Step 3: At the intersection point, this line equation equals the plane equation:

$\begin{pmatrix} 1 \\ 0 \\ 2 \end{pmatrix} + t\begin{pmatrix} -1 \\ 1 \\ -2 \end{pmatrix} = \begin{pmatrix} 1 \\ 0 \\ -2 \end{pmatrix} + \mu\begin{pmatrix} -1 \\ 3 \\ 2 \end{pmatrix} + \lambda\begin{pmatrix} 0 \\ 2 \\ 1 \end{pmatrix}$

Comparing components:

i-component: $1 - t = 1 - \mu$ gives $t = \mu$ ... (1)

j-component: $t = 3\mu + 2\lambda$ ... (2)

k-component: $2 - 2t = -2 + 2\mu + \lambda$ ... (3)

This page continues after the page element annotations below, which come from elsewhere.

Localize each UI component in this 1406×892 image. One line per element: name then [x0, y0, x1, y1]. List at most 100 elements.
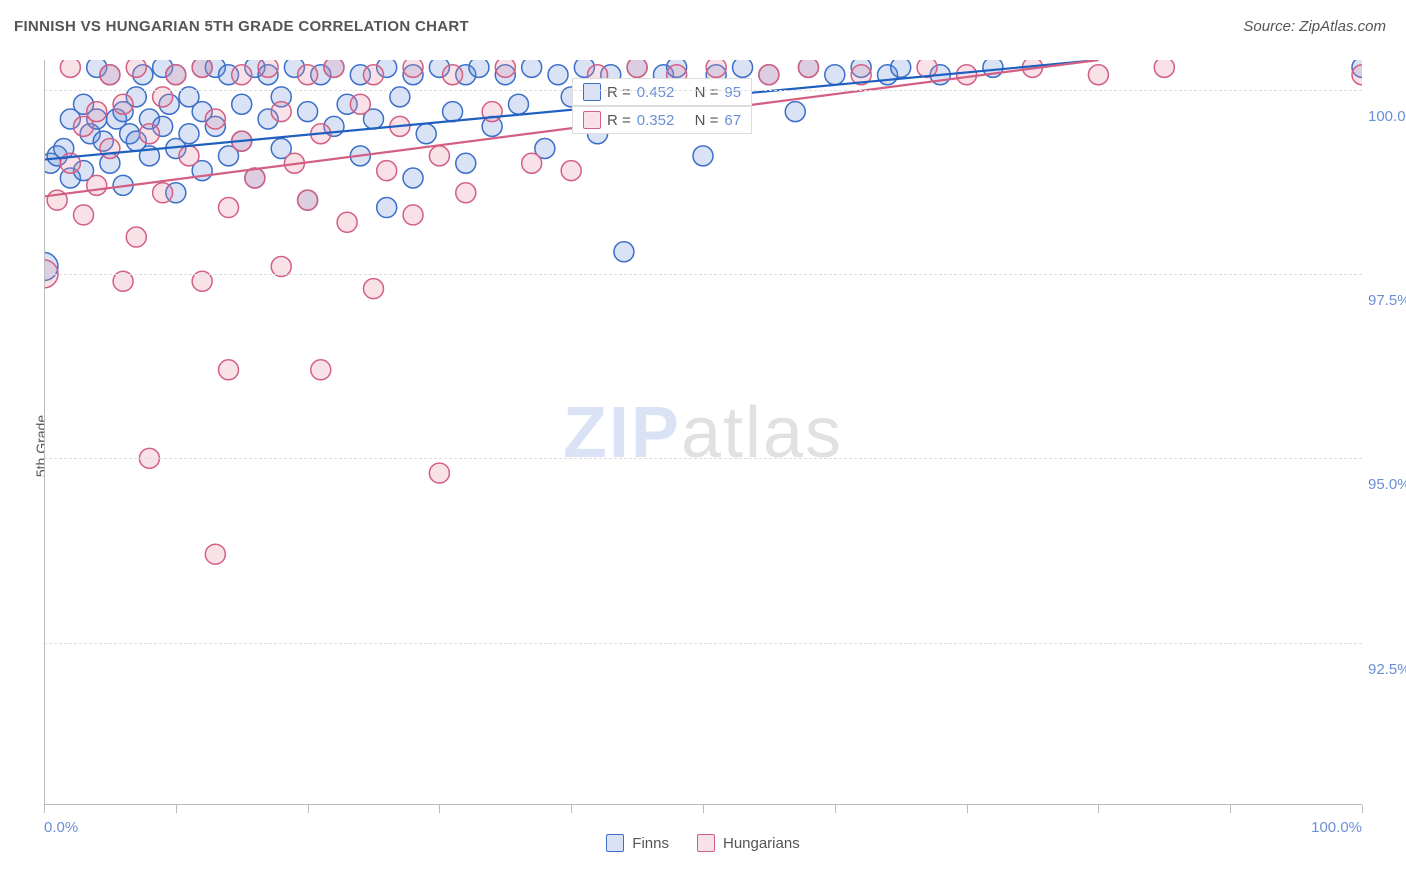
data-point: [139, 124, 159, 144]
data-point: [377, 161, 397, 181]
stats-swatch-hungarians: [583, 111, 601, 129]
data-point: [298, 190, 318, 210]
data-point: [429, 463, 449, 483]
x-tick: [308, 805, 309, 813]
chart-container: FINNISH VS HUNGARIAN 5TH GRADE CORRELATI…: [0, 0, 1406, 892]
data-point: [495, 60, 515, 77]
y-tick-label: 100.0%: [1368, 108, 1406, 125]
chart-svg: [44, 60, 1362, 805]
data-point: [377, 198, 397, 218]
gridline-h: [44, 90, 1362, 91]
data-point: [126, 227, 146, 247]
stats-box-finns: R = 0.452 N = 95: [572, 78, 752, 106]
y-tick-label: 92.5%: [1368, 661, 1406, 678]
x-tick: [703, 805, 704, 813]
data-point: [258, 60, 278, 77]
data-point: [548, 65, 568, 85]
data-point: [74, 205, 94, 225]
chart-source: Source: ZipAtlas.com: [1243, 18, 1386, 35]
data-point: [508, 94, 528, 114]
data-point: [232, 94, 252, 114]
legend-item-hungarians: Hungarians: [697, 834, 800, 852]
legend-swatch-hungarians: [697, 834, 715, 852]
x-tick: [571, 805, 572, 813]
x-tick: [44, 805, 45, 813]
data-point: [1088, 65, 1108, 85]
data-point: [100, 65, 120, 85]
data-point: [443, 102, 463, 122]
data-point: [627, 60, 647, 77]
data-point: [350, 94, 370, 114]
data-point: [364, 279, 384, 299]
data-point: [561, 161, 581, 181]
stats-box-hungarians: R = 0.352 N = 67: [572, 106, 752, 134]
data-point: [271, 102, 291, 122]
data-point: [785, 102, 805, 122]
legend-swatch-finns: [606, 834, 624, 852]
data-point: [337, 212, 357, 232]
data-point: [166, 65, 186, 85]
data-point: [179, 124, 199, 144]
data-point: [759, 65, 779, 85]
gridline-h: [44, 458, 1362, 459]
x-tick: [1362, 805, 1363, 813]
data-point: [311, 360, 331, 380]
x-tick: [176, 805, 177, 813]
x-axis-line: [44, 804, 1362, 805]
y-tick-label: 97.5%: [1368, 292, 1406, 309]
data-point: [298, 102, 318, 122]
data-point: [614, 242, 634, 262]
y-tick-label: 95.0%: [1368, 476, 1406, 493]
y-axis-line: [44, 60, 45, 805]
data-point: [179, 146, 199, 166]
x-tick: [439, 805, 440, 813]
data-point: [192, 60, 212, 77]
data-point: [469, 60, 489, 77]
data-point: [693, 146, 713, 166]
data-point: [706, 60, 726, 77]
legend-label-finns: Finns: [632, 835, 669, 852]
data-point: [232, 65, 252, 85]
data-point: [416, 124, 436, 144]
data-point: [113, 94, 133, 114]
data-point: [891, 60, 911, 77]
data-point: [443, 65, 463, 85]
legend-item-finns: Finns: [606, 834, 669, 852]
data-point: [205, 109, 225, 129]
data-point: [403, 60, 423, 77]
data-point: [219, 198, 239, 218]
data-point: [87, 102, 107, 122]
data-point: [298, 65, 318, 85]
x-tick: [967, 805, 968, 813]
stats-swatch-finns: [583, 83, 601, 101]
data-point: [429, 146, 449, 166]
data-point: [153, 183, 173, 203]
data-point: [219, 360, 239, 380]
data-point: [957, 65, 977, 85]
data-point: [126, 60, 146, 77]
x-tick: [1098, 805, 1099, 813]
data-point: [522, 60, 542, 77]
data-point: [324, 60, 344, 77]
gridline-h: [44, 274, 1362, 275]
data-point: [456, 153, 476, 173]
data-point: [522, 153, 542, 173]
data-point: [733, 60, 753, 77]
chart-title: FINNISH VS HUNGARIAN 5TH GRADE CORRELATI…: [14, 18, 469, 35]
data-point: [825, 65, 845, 85]
plot-area: ZIPatlas R = 0.452 N = 95 R = 0.352 N = …: [44, 60, 1362, 805]
data-point: [403, 168, 423, 188]
legend: Finns Hungarians: [0, 834, 1406, 852]
data-point: [60, 60, 80, 77]
data-point: [798, 60, 818, 77]
data-point: [205, 544, 225, 564]
data-point: [87, 175, 107, 195]
x-tick: [1230, 805, 1231, 813]
gridline-h: [44, 643, 1362, 644]
data-point: [364, 65, 384, 85]
x-tick: [835, 805, 836, 813]
data-point: [456, 183, 476, 203]
legend-label-hungarians: Hungarians: [723, 835, 800, 852]
data-point: [1154, 60, 1174, 77]
data-point: [403, 205, 423, 225]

From equation (1), $t = \mu$. Substituting into equation (2):

$t = 3t + 2\lambda$

$-2t = 2\lambda$

$\lambda = -t$

Substituting $t = \mu$ and $\lambda = -t$ into equation (3):

$2 - 2t = -2 + 2t + (-t)$

$2 - 2t = -2 + t$

$4 = 3t$

$t = \frac{4}{3}$

Step 4: The image $A'$ is at parameter $2t = \frac{8}{3}$:

$\overrightarrow{OA'} = \begin{pmatrix} 1 \\ 0 \\ 2 \end{pmatrix} + \frac{8}{3}\begin{pmatrix} -1 \\ 1 \\ -2 \end{pmatrix}$

$\overrightarrow{OA'} = \begin{pmatrix} 1 - \frac{8}{3} \\ 0 + \frac{8}{3} \\ 2 - \frac{16}{3} \end{pmatrix} = \begin{pmatrix} -\frac{5}{3} \\ \frac{8}{3} \\ -\frac{10}{3} \end{pmatrix}$

Answer: The coordinates of the image $A'$ are $\left(-\frac{5}{3}, \frac{8}{3}, -\frac{10}{3}\right)$.

Key insight: Remember to double the parameter value $t$ to find the reflection. The intersection point is the midpoint between the original point and its image.